Wołodymyr Zełenski ma odbyć w ten weekend podróż do japońskiego miasta Hiroszima, w które w 1945 r. uderzyła pierwsza w historii bomba atomowa i od tego czasu stało się światowym symbolem pokoju.
Chociaż początkowo miał interweniować w formie wideokonferencji, ukraiński prezydent, który właśnie zakończył podróż po Europie, ma osobiście wziąć w nim udział w niedzielę, ostatnim dniu szczytu.
Oznacza to, że wezmą w nim udział przywódcy ośmiu krajów zaproszonych przez prezydencję japońską, w tym kluczowe kraje wschodzące, takie jak Brazylia, Indonezja, a przede wszystkim Indie, które utrzymują bliskie stosunki wojskowe z Rosją i odmówiły potępienia rosyjskiej inwazji na Ukrainę. .
Francuskie źródło dyplomatyczne skomentowało, że ta „bardzo ważna” podróż będzie dla Zełenskiego „okazją” do „wyrażenia się z jak największą liczbą przywódców”, podkreślając, że jest „najlepszym rzecznikiem” w sprawie Ukrainy, samego prezydenta Ukrainy”.
Ian Lesser, wiceprezes Funduszu German Marshalla ONZ, szacuje, że jego obecność w Hiroszimie „podkreśli znaczenie konfliktu rosyjsko-ukraińskiego” dla obrony „pokoju na świecie, ale także ryzyka eskalacji” między mocarstwami nuklearnymi . States, amerykański think tank, udzielił wywiadu AFP.
Pan Zełenski powinien zwrócić się do G-7 o nowe środki wojskowe, aby lepiej stawić opór siłom rosyjskim przed zapowiadanym kontratakiem w Kijowie: więcej pocisków artyleryjskich, bardziej zaawansowane systemy obrony przeciwlotniczej i być może nowe zamówienie na amerykański F -. 16s, samoloty bojowe, które Europejczycy również mieli „w dużych ilościach” – wspominał Lesser.
– Rosyjskie diamenty „nie na zawsze” –
We wspólnym oświadczeniu wydanym po spotkaniu na Ukrainie w piątek Stany Zjednoczone, Japonia, Niemcy, Francja, Wielka Brytania, Włochy i Kanada ogłosiły środki mające na celu „odmówienie Rosji technologii przemysłowych, sprzętu i usług G7, które wspierają jej projekt wojenny” .
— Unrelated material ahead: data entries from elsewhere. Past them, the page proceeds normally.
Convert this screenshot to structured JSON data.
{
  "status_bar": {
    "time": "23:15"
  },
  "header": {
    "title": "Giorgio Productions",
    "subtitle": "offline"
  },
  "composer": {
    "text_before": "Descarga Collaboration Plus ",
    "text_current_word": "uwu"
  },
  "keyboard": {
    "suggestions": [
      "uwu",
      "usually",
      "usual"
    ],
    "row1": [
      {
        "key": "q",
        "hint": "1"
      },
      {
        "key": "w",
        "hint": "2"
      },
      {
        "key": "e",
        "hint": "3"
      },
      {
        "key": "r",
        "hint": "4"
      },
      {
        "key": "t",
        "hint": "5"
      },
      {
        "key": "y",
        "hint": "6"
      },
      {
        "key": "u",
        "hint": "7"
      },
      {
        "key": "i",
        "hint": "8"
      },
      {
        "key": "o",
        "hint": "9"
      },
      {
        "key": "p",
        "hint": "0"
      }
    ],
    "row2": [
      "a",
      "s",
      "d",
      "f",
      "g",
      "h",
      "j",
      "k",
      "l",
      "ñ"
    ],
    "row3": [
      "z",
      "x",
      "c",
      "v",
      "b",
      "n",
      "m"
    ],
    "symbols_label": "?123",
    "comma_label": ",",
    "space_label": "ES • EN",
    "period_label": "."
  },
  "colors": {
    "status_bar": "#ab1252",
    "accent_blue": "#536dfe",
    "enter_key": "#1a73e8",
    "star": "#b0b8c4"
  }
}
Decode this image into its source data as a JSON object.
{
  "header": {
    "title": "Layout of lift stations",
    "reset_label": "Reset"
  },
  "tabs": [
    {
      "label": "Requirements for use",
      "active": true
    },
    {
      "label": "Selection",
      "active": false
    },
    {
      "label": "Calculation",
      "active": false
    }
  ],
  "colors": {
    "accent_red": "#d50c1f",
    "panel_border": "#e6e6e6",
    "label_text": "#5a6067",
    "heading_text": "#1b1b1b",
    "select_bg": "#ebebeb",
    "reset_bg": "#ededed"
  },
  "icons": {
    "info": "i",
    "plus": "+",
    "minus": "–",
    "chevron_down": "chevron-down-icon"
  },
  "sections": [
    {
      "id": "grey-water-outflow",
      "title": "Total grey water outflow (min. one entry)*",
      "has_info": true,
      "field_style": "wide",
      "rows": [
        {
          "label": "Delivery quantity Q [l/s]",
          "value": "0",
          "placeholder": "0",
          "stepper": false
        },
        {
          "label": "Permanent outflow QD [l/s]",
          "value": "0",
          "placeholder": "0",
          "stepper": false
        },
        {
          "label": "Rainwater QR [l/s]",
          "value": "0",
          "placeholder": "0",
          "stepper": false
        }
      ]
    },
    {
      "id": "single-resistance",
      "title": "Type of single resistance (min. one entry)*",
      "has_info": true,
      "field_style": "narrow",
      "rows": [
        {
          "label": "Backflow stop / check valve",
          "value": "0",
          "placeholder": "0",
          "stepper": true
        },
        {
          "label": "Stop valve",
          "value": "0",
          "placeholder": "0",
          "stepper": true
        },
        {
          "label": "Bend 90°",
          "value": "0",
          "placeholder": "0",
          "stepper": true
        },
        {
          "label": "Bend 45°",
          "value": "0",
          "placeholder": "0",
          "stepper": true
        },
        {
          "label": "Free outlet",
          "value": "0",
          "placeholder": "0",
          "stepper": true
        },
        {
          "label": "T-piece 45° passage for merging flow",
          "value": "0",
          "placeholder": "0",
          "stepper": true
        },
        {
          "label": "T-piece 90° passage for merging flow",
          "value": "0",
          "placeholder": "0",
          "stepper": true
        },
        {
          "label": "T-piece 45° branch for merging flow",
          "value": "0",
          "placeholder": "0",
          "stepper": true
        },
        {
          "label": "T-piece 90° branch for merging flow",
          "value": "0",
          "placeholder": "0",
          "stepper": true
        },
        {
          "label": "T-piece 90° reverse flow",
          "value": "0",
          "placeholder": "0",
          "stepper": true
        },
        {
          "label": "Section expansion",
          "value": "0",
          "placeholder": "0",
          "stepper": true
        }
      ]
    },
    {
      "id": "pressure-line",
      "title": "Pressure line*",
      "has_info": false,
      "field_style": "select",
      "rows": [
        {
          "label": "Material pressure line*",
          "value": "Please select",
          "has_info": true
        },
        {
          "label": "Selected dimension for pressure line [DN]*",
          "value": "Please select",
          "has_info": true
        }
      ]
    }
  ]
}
Obejmuje to ograniczenia w eksporcie towarów „niezbędnych dla Rosji na polu bitwy”, a także wymierzone w podmioty oskarżone o transport materiałów na linie frontu w jej imieniu.
Uczestnicząca w rozmowach G7 Wielka Brytania i Unia Europejska zapowiedziały już wcześniej ograniczenia importu rosyjskich diamentów, które przynoszą Moskwie kilka miliardów dolarów rocznie.
– Hołd ofiarom Hiroszimy –
Przywódcy G7 spotkali się również w piątek w Parku Pamięci Pokoju z japońskim premierem Fumio Kishidą, którego rodzinne i polityczne korzenie wywodzą się z Hiroszimy.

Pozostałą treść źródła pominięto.